Caching happens in the cache plugin side-effect steps, so the step services remain unchanged.

Step 4: Fork a new version

If you want a clean namespace for a new run, bump the version tag:

x-pipeline-version: v2
x-pipeline-cache-policy: cache-only

Manual verification (curl + Redis)

Warm the cache:

bash
curl -k -X POST https://localhost:8443/pipeline/run \
  -H 'Content-Type: application/json' \
  -H 'Accept: application/json' \
  -H 'x-pipeline-version: v4' \
  -H 'x-pipeline-cache-policy: prefer-cache' \
  -d '{"docId":"00000000-0000-0000-0000-000000000001","sourceUrl":"https://example.com"}'

Inspect Redis keys:

bash
redis-cli --scan --pattern "pipeline-cache:v4:*"
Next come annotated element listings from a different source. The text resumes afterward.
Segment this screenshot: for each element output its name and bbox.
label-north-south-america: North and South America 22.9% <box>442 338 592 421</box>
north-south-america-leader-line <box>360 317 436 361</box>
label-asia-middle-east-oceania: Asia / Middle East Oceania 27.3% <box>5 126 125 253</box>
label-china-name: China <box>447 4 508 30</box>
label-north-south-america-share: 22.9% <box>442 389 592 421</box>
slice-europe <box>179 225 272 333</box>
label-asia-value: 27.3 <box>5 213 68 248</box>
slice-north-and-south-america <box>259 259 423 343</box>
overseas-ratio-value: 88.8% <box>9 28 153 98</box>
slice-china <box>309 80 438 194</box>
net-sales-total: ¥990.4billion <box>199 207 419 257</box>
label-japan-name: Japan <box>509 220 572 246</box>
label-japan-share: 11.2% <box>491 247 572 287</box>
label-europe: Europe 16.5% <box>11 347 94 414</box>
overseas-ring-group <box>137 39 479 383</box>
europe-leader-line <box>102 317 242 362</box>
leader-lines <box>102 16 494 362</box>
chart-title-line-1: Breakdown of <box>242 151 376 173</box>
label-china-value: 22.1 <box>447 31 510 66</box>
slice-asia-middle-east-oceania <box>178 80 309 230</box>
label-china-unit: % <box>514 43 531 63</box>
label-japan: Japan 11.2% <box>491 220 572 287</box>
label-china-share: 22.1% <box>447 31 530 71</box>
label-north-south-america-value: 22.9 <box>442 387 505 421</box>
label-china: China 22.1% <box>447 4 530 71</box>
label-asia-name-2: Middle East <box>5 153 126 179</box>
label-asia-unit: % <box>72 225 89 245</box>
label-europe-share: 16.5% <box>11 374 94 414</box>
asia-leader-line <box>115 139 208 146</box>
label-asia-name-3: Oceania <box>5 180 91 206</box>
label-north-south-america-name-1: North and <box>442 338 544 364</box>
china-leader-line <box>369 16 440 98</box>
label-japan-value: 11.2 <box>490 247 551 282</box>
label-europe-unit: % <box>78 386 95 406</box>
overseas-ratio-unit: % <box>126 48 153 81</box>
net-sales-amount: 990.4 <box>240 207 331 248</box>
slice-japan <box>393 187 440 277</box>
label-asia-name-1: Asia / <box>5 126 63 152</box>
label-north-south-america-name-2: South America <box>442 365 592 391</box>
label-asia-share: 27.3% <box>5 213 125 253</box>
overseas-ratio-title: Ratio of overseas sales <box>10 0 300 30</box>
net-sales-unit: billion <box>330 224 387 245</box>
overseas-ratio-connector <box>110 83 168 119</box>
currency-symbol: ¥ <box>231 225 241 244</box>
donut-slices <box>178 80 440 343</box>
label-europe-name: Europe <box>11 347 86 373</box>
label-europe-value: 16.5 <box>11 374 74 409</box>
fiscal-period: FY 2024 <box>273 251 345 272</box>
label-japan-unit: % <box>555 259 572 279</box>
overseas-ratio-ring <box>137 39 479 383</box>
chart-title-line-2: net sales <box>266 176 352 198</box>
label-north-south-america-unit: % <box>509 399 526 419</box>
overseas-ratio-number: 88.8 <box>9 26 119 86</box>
Expected key shapes (Search example):

  • v4:org.pipelineframework.search.common.domain.RawDocument:https://example.com|method=GET|accept=text/html
  • v4:org.pipelineframework.search.common.domain.ParsedDocument:<rawContentHash>
  • v4:org.pipelineframework.search.common.domain.TokenBatch:<contentHash>:model=v1
  • v4:org.pipelineframework.search.common.domain.IndexAck:<tokensHash>:schema=v1

Force deterministic replay (should fail on cold cache, succeed on warm cache):

bash
curl -k -X POST https://localhost:8443/pipeline/run \
  -H 'Content-Type: application/json' \
  -H 'Accept: application/json' \
  -H 'x-pipeline-version: v4' \
  -H 'x-pipeline-cache-policy: require-cache' \
  -d '{"docId":"00000000-0000-0000-0000-000000000001","sourceUrl":"https://example.com"}'

Use invalidation only when replaying:

bash
curl -k -X POST https://localhost:8443/pipeline/run \
  -H 'Content-Type: application/json' \
  -H 'Accept: application/json' \
  -H 'x-pipeline-version: v4' \
  -H 'x-pipeline-cache-policy: prefer-cache' \
  -H 'x-pipeline-replay: true' \
  -d '{"docId":"00000000-0000-0000-0000-000000000001","sourceUrl":"https://example.com"}'

This intentionally misses old cache entries and recomputes the pipeline.

Replay flow diagram

Header propagation diagram

Outcome

  • Old outputs remain under v1.
  • New outputs land under v2.
  • You can compare Index outputs across versions without re-crawling.